Die Enttäuschung war groß und es gab viele Fragezeichen bezüglich der Zukunft von Martina Voss-Tecklenburg, der ehemaligen Bundestrainerin. Das Team zeigte jedoch Willensstärke und qualifizierte sich unter Hrubesch für die Olympischen Spiele im Sommer. Der Trainer gehe mit hohen Ambitionen in das Turnier und das Ziel sei nicht nur dabei zu sein, sondern zu gewinnen, so Gwinn.

Alexandra Popp, Martina Voss
Große Enttäuschung bei der WM: Gruppenaus / Visionhaus/GettyImages

Gwinn sehe das ähnlich: "Wir sind für alles bereit, da muss man sich nur die Qualität im Kader anschauen. " Des Weiteren betont sie: "Mit Horst Hrubesch und seinem Trainerteam sind die passenden Leute dabei, die uns richtig auf die besondere Olympia-Atmosphäre einstellen werden.
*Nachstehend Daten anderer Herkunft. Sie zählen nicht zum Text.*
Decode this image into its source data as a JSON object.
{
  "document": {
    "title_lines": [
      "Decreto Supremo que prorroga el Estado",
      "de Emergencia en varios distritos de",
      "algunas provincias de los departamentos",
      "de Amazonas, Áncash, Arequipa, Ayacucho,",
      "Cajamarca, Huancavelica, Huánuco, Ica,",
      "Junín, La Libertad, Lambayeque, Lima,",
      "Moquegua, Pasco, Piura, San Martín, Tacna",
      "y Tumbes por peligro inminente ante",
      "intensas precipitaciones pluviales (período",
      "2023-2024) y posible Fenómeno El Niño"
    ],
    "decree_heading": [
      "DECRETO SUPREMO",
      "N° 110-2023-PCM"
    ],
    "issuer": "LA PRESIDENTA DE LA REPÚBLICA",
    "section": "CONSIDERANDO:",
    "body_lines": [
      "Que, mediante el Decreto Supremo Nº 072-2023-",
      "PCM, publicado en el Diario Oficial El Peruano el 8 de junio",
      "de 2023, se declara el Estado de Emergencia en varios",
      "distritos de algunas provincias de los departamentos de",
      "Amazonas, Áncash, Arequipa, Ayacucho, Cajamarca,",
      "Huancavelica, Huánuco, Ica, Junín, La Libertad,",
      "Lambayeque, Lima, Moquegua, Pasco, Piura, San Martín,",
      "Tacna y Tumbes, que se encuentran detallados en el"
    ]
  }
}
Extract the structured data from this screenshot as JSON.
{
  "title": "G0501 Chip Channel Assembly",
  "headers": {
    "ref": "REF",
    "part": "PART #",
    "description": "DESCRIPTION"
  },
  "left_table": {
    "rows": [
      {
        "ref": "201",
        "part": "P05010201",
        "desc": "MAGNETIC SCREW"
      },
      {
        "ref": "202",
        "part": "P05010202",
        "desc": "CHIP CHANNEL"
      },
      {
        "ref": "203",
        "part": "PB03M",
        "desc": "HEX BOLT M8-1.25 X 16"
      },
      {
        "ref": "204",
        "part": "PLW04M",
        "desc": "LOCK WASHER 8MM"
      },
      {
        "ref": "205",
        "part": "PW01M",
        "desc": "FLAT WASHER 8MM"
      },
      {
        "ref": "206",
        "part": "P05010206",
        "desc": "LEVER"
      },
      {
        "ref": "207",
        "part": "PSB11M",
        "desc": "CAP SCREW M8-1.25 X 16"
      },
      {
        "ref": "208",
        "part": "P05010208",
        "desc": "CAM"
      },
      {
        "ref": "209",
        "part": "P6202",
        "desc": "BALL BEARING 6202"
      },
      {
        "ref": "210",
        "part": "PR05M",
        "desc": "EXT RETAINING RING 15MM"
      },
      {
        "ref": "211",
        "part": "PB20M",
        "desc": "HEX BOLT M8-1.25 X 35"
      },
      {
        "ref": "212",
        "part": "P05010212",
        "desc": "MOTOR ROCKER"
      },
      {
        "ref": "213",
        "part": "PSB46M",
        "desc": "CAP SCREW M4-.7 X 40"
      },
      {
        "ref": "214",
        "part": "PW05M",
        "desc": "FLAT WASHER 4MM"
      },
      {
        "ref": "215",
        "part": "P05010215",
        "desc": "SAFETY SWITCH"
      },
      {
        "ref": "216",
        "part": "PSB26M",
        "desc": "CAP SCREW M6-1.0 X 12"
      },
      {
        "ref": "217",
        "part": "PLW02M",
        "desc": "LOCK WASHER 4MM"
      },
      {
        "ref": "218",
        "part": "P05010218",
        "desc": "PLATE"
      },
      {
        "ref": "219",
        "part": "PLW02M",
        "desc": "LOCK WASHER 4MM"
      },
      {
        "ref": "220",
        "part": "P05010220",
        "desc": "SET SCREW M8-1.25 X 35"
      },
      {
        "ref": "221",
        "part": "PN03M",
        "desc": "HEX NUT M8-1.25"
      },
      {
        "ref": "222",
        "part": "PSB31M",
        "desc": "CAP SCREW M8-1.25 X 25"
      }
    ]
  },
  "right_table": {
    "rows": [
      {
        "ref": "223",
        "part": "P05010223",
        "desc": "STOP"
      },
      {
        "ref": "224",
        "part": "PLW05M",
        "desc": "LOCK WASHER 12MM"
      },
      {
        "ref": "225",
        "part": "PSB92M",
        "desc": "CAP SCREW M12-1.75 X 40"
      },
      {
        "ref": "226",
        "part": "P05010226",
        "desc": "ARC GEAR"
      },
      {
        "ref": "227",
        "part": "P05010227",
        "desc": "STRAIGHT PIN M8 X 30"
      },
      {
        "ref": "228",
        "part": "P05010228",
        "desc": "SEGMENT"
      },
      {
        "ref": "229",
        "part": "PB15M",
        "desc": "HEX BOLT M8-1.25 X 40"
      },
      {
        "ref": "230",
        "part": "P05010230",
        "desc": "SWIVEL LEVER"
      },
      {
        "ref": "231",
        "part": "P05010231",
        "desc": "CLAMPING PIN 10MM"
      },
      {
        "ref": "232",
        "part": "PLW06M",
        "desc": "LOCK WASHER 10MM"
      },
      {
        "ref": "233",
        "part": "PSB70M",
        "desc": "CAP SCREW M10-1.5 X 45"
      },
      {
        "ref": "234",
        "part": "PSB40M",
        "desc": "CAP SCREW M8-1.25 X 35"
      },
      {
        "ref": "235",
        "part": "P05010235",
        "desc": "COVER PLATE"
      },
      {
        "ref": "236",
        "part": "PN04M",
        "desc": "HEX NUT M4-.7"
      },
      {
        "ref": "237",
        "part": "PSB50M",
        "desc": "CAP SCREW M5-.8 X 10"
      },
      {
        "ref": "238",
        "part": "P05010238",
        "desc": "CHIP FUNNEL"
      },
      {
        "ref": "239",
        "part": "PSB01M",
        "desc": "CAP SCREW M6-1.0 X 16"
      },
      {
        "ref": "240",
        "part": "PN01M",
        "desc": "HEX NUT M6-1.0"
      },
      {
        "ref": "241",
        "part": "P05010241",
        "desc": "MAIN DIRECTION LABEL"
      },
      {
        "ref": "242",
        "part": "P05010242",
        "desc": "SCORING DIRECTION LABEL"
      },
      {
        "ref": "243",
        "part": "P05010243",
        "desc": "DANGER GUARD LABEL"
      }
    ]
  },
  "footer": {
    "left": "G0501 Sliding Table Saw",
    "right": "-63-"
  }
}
Wenn wir dann immer über neunzig Minuten auf den Platz bringen, was in uns steckt, so wie wir das gegen die Niederlande gezeigt haben, als unser wahres Gesicht zum Vorschein kam, glaube ich, dass wir etwas Besonderes erreichen können. Die Lust auf mehr haben wir alle und wir sind gewillt, nach einer Medaille zu greifen."

Horst Hrubesch
Mit seiner Art begeistert Hrubesch das ganze Team. / Christian Hofer/GettyImages

Nach Olympia wird Hrubesch das Team verlassen. Gwinn schätzt ihn und seine offene Art sehr: "Ich werde auf jeden Fall absolut positiv in Erinnerung behalten, wie er abseits des Platzes als Mensch aufgetreten ist: Er ist sehr authentisch und verstellt sich nie. Darüber hinaus zeichnet ihn aus, dass er uns das gute Gefühl gibt, dass er uns komplett vertraut und unsere Qualitäten nicht anzweifelt."

Gwinn möchte die Zeit mit ihrem Trainer genießen, bevor er sich verabschiedet. Ein Sieg bei Olympia wäre für Hrubesch zweifellos ein schöner Abschluss.